Erasmus School of Health Policy & Management, Erasmus University Rotterdam, the Netherlands.
Erasmus School of Health Policy & Management, Erasmus University Rotterdam, the Netherlands.
Soc Sci Med. 2021 Jan;269:113562. doi: 10.1016/j.socscimed.2020.113562. Epub 2020 Dec 1.
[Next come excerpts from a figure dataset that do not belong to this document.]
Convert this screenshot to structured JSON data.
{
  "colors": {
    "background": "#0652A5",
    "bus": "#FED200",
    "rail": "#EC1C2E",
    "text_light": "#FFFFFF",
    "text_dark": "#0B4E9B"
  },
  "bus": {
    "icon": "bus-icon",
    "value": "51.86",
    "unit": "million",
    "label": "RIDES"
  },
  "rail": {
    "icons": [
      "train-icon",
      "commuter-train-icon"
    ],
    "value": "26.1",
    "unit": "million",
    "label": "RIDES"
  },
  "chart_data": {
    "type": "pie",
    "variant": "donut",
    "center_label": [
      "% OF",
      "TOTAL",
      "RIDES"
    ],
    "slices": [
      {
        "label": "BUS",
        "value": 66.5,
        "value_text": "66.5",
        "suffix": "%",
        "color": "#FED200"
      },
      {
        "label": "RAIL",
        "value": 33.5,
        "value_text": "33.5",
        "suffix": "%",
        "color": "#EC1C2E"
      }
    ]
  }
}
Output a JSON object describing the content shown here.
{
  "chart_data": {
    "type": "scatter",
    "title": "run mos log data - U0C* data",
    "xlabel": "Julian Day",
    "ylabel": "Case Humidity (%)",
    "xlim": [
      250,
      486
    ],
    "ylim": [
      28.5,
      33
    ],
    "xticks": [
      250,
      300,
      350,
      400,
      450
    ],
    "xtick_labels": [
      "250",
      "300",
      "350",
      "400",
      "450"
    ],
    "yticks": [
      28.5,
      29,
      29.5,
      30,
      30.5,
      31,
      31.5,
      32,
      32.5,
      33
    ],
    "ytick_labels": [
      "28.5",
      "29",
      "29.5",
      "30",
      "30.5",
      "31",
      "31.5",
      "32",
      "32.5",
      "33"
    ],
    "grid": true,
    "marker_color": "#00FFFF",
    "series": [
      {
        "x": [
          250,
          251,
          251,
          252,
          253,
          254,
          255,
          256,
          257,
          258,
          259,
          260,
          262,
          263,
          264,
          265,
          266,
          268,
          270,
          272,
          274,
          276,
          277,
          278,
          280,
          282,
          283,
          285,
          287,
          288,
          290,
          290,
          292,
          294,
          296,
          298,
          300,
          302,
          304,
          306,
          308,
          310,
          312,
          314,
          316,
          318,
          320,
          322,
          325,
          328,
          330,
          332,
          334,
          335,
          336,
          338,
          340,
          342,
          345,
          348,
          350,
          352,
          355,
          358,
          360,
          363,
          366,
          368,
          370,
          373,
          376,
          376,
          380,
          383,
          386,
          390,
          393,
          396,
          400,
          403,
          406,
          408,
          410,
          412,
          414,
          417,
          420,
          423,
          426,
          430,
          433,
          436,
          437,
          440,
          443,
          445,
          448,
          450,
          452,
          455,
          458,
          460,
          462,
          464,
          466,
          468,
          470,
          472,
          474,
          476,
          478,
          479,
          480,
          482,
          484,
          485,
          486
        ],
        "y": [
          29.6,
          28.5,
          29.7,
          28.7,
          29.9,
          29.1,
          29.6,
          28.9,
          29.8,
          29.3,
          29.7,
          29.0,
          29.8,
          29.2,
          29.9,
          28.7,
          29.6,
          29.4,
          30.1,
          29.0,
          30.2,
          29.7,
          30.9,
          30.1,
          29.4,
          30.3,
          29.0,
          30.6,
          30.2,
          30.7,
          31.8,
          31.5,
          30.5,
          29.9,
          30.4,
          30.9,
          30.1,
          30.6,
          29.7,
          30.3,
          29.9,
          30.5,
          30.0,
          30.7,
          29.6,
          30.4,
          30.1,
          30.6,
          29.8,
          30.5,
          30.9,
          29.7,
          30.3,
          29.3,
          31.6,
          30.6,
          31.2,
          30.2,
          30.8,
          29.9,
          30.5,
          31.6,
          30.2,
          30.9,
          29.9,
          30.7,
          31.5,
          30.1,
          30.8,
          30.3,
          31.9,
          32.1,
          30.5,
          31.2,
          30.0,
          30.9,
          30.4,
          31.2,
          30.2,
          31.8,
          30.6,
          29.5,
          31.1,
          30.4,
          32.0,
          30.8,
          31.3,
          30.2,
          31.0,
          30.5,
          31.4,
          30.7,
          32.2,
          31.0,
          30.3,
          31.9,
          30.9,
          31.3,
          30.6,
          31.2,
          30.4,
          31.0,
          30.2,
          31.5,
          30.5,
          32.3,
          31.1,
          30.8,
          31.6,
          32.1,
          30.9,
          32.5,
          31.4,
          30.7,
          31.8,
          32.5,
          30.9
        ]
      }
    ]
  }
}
Facing rapidly ageing populations, many Western countries aim to stimulate informal care provision as a way to meet the growing long-term care (LTC) demand. While various studies report the impact of providing informal care on the health of caregivers, it is less clear whether and to what extent this impact differs across countries. Using propensity score matching we match caregivers to similar non-caregiving individuals using four waves of the Dutch Study on Transitions in Employment, Ability and Motivation and the UK Household Longitudinal Study. The samples consist of 8129 Dutch and 7186 UK respondents, among which respectively 1711 and 1713 individuals are identified as caregivers. We explore whether the health impact of providing informal care differs by country once similar caregivers, in terms of the intensity of provided care, are compared. In both countries we find negative mental health effects of providing informal care. While these effects slightly differ by country, the main differences arise between subgroups of caregivers. Individuals that provide more than 20 hours of informal care per week, and those who face a double burden of care and full-time employment experience the most severe negative mental health effects. These results indicate that health effects of providing informal care are mediated by the specific caregiving context, allowing policymakers to use information on this context to provide targeted aid. In addition, it suggests that previously reported differences of caregiving effects across countries could be driven by differences in the population of informal caregivers which are shaped by countries' LTC policies.
面对人口迅速老龄化,许多西方国家旨在鼓励提供非正式护理,以此满足日益增长的长期护理(LTC)需求。虽然许多研究报告了提供非正式护理对护理人员健康的影响,但尚不清楚这种影响在不同国家之间是否存在差异,以及差异程度如何。我们使用倾向评分匹配,使用荷兰就业、能力和动机转型研究和英国家庭纵向研究的四轮数据,将护理人员与类似的非护理人员进行匹配。样本包括 8129 名荷兰人和 7186 名英国人,其中分别有 1711 人和 1713 人被认定为护理人员。我们探索了一旦比较了提供护理的强度相似的护理人员,提供非正式护理的健康影响是否因国家而异。在这两个国家,我们都发现提供非正式护理会对心理健康产生负面影响。虽然这些影响因国家而异,但主要差异出现在护理人员的亚组之间。每周提供超过 20 小时非正式护理的人,以及同时面临双重护理负担和全职工作的人,会经历最严重的负面心理健康影响。这些结果表明,提供非正式护理的健康影响受到特定护理环境的调节,使政策制定者能够利用有关该环境的信息提供有针对性的援助。此外,这表明之前报告的国家间护理影响差异可能是由非正式护理人员的人口差异驱动的,而这些差异是由国家的 LTC 政策形成的。